- Now Businesses Should Assess Their Exposure in Australia
- May 27, 2016 | Authors: Prudence Smith; Nick Taylor
- Law Firm: Jones Day - Sydney, New South Wales Office
- In a series of developments, the Australian Competition regulator (the ACCC) has cemented its reputation as an aggressive regulator of the competition laws. In just the last few weeks, the ACCC has obtained tens of millions of dollars in penalties for violations of the Australian competition statute. It also has succeeded in its appeal against two members of an international air freight price fixing cartel. The ACCC has long had extensive powers to investigate and punish infractions of the competition statute, but the agency now is demonstrating its intent to use these powers, and companies found to have been in breach are paying handsomely.
The ACCC announced its enforcement priorities for 2016: "deterring cartel conduct continues to be a major focus for the ACCC," and "place priority on conduct and practices that are likely to substantially lessen competition." The ACCC has 20 open investigations into collusion and about that many open investigations into anticompetitive conduct. The ACCC's increased appetite for investigation and enforcement serves as a timely reminder for companies to assess their compliance with the Australian competition statute and reflect on their level of competition risk.
Below we have outlined some of the ACCC's recent investigatory and enforcement efforts.
$18.6m in penalties against Cement Australia
In 2008 the ACCC brought proceedings against Cement Australia, four related corporate entities, and two individuals. The ACCC accused the companies of entering into agreements with the purpose or effect of substantially lessening competition in the cement market. In April 2016, the Federal Court ordered Cement Australia and its related corporate entities to pay a penalty of AUD $18.6m and also ordered a Cement Australia manager to pay a AUD $20,000 penalty.
$18m in penalties against Colgate-Palmolive, with more penalties in the offing
In December 2013, the ACCC commenced proceedings against Colgate-Palmolive, PZ Cussons, Woolworths Limited and a former Colgate-Palmolive sales director. The ACCC accused them of entering into clandestine arrangements designed to limit the supply and control the price of consumer laundry detergent. In April 2016, the Federal Court ordered Colgate-Palmolive and its former sales director to pay AUD $18m and AUD $75,000 in penalty, respectively, and the former sales directors has been disqualified from managing a company for 7 years. Serving as a warning of the serious implication of merely sharing confidential and competitively sensitive material with competitors, the Court imposed $6 million of the penalty for their sharing confidential information with its competitors. The ACCC's case against PZ Cussons and Woolworths will go to trial in June 2016.

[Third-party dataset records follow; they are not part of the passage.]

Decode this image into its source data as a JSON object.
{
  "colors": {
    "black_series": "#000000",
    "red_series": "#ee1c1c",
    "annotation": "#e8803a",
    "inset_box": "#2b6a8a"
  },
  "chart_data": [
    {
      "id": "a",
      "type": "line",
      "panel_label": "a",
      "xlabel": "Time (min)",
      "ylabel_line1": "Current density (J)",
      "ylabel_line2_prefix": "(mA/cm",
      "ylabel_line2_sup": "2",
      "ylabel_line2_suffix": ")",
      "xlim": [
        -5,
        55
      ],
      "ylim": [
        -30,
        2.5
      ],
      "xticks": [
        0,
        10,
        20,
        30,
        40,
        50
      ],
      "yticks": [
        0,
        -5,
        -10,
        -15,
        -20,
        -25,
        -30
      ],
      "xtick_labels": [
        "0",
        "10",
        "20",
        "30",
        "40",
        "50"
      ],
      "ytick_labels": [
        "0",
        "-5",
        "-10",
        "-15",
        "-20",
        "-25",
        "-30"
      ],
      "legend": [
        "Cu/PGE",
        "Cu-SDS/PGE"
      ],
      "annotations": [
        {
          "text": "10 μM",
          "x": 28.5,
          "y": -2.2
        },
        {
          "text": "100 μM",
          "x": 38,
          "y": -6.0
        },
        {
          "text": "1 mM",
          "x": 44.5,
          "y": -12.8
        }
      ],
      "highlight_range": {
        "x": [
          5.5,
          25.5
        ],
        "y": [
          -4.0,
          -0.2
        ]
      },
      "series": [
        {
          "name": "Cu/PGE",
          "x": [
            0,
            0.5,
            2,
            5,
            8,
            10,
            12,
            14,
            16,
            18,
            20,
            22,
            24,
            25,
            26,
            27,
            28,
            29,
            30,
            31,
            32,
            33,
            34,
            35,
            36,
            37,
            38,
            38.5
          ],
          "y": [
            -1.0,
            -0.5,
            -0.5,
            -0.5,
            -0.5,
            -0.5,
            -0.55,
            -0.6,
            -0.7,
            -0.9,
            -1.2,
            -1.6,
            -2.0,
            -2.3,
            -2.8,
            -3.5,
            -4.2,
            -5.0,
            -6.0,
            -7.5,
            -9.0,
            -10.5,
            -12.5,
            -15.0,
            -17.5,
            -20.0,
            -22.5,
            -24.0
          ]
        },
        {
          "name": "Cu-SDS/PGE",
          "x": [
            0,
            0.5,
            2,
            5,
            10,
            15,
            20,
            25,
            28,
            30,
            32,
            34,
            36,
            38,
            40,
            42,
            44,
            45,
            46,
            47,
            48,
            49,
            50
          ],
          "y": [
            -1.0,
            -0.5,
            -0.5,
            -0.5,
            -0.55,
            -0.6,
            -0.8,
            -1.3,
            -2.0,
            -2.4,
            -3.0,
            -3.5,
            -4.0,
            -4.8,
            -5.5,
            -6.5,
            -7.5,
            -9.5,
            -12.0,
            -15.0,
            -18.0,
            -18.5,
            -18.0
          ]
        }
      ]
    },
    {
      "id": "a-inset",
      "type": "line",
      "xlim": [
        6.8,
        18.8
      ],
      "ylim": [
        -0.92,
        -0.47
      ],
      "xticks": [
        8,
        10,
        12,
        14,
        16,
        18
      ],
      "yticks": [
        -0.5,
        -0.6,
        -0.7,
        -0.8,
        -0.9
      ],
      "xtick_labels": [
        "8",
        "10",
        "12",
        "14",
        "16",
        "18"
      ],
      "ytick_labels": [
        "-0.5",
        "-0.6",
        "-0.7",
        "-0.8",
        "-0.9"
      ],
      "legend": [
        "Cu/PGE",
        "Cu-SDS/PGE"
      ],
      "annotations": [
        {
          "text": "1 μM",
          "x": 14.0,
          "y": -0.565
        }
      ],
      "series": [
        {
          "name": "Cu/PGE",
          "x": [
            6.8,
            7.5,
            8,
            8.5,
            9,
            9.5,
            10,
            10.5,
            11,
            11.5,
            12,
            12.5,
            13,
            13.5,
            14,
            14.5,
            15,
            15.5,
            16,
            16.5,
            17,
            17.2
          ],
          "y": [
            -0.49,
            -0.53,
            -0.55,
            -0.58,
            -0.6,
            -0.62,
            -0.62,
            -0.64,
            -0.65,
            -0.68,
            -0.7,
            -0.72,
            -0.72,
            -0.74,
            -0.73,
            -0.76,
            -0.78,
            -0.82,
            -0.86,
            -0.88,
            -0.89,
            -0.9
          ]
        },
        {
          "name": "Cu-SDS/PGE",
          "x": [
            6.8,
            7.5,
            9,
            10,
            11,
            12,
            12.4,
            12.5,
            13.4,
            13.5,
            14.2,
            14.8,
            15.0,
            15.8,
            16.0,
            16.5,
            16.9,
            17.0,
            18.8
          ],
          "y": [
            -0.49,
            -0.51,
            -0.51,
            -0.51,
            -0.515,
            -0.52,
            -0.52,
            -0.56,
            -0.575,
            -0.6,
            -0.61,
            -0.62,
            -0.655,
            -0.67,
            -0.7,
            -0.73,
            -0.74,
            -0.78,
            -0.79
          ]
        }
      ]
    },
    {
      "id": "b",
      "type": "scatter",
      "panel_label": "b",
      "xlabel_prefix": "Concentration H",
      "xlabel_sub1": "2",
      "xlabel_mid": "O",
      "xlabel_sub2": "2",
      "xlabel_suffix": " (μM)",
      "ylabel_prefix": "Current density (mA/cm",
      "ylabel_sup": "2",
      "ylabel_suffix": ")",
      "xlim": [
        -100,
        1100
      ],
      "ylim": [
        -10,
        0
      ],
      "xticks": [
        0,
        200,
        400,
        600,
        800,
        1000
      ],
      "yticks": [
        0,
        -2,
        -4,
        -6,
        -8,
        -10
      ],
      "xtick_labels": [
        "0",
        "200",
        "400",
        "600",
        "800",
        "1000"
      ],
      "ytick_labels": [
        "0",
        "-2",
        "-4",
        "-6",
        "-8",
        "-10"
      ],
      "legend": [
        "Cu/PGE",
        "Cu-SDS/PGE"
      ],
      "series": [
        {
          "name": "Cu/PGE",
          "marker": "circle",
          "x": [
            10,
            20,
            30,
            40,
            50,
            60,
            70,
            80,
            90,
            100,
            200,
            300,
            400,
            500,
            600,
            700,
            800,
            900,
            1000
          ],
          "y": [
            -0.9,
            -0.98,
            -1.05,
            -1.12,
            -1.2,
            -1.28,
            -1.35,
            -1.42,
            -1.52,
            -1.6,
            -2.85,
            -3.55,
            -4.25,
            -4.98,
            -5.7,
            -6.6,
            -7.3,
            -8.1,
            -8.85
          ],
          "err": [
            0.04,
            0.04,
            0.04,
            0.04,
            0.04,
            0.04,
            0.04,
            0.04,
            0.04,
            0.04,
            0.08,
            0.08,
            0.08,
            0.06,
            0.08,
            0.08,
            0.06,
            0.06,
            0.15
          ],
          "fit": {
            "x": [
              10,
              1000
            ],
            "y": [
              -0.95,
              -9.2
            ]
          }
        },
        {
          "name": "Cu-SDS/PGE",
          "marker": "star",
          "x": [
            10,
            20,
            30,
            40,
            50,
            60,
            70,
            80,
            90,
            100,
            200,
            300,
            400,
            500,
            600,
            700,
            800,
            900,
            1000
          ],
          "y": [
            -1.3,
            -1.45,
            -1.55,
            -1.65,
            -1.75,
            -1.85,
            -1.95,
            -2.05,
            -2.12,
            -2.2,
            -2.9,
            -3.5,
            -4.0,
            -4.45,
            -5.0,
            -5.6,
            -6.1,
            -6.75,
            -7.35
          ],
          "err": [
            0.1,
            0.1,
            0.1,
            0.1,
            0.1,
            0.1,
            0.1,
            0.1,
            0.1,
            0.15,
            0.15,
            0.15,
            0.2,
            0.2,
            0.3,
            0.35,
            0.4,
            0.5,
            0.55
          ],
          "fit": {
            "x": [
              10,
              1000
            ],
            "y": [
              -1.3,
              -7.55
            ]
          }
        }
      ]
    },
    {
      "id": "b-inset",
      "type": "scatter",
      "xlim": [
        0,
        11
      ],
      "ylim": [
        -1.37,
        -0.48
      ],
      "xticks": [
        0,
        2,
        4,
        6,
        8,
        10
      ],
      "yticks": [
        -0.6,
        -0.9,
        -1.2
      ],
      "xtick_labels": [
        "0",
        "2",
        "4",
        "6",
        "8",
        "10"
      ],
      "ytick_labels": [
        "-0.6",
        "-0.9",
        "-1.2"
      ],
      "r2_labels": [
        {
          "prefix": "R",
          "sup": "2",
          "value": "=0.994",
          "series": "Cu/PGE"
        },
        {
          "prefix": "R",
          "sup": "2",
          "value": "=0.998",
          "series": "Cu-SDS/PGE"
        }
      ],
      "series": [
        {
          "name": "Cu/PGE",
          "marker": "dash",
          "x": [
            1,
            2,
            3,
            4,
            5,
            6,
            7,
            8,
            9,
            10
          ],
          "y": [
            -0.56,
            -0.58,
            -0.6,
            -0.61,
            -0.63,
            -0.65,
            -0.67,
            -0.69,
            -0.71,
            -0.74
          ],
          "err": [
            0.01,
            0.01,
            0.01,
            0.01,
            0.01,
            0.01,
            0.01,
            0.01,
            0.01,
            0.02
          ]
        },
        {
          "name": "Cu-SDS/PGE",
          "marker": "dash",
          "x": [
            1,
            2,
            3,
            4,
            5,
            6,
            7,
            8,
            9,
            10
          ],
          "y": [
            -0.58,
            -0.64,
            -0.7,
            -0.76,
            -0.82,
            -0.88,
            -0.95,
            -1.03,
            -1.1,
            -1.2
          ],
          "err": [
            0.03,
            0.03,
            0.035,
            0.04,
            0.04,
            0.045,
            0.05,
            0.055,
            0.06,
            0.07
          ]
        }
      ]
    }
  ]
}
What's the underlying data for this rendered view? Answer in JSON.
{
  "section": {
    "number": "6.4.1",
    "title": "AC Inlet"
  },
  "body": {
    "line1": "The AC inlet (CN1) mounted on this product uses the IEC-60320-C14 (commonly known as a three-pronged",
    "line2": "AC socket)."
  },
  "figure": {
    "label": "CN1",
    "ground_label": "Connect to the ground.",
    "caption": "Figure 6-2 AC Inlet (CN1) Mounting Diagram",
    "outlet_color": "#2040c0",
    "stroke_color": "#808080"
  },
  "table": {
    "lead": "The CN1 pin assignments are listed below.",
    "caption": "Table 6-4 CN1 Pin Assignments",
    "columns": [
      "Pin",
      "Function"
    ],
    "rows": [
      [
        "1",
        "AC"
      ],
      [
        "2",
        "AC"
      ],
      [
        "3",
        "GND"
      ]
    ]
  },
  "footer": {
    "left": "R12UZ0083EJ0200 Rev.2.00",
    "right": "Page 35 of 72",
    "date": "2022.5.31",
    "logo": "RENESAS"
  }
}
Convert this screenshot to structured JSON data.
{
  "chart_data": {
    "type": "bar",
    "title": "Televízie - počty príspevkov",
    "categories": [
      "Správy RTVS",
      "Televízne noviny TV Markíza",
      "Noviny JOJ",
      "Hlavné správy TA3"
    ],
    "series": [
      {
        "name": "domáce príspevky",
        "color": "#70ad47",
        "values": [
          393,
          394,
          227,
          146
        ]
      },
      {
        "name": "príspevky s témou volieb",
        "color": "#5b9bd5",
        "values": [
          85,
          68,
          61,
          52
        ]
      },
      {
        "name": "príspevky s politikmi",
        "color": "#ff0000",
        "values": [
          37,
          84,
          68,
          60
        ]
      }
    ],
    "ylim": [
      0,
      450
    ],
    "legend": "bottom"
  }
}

Air Cargo appellate victory
In March 2016 the Full Court of the Federal Court of Australia upheld an appeal by the ACCC, finding that PT Garuda (Indonesia) and Air New Zealand had engaged in price fixing. This represents a significant appellate victory for the ACCC, only time will tell if this is the end, as either of the two airlines may seek special leave to appeal before the High Court.
Between 2008 and 2010, the ACCC commenced proceedings against 15 international airlines, alleging they had entered into price fixing arrangements on air cargo entering Australia. Thirteen of those airlines ultimately settled with the ACCC, with payments totaling AUD $98.5m. Neither Garuda nor Air New Zealand settled, and in October 2014 the Federal Court dismissed the ACCC's case against the two airlines (see our November 2014 alert on this decision), finding that the conduct had not occurred in an Australian "market." The ACCC's appeal was premised on the argument that the contravening conduct took place in a 'market in Australia,' and the majority of the Full Court agreed (for further information see our May 2016 Antitrust alert ). The Full Court have remitted the matter to the Federal Court to determine the quantum of penalties payable by Garuda and Air New Zealand, which likely will be significant.
ACCC appeal egg cartel decision
In May 2014, the ACCC commenced proceedings against three individuals and three companies in the hen egg industry. The ACCC alleged that, during a meeting organized by the industry association, competitors discussed colluding to limit the supply of eggs to the market (by destroying eggs or culling hens). In February 2016, the Federal Court of Australia dismissed the ACCC's claims against five corporate respondents (see our April 2016 alert) but in April the court ordered the association's former director to pay AUD $120,000 in penalties, for working to procure a cartel arrangement. The ACCC has appealed the decision to dismiss the remaining five respondents.
The ACCC's vigorous investigatory and enforcement efforts are emblematic of a nascent hard-line culture within the ACCC. Companies should take this opportunity to review their compliance with the Competition and Consumer Act 2010 (Cth) and assess their competition risk.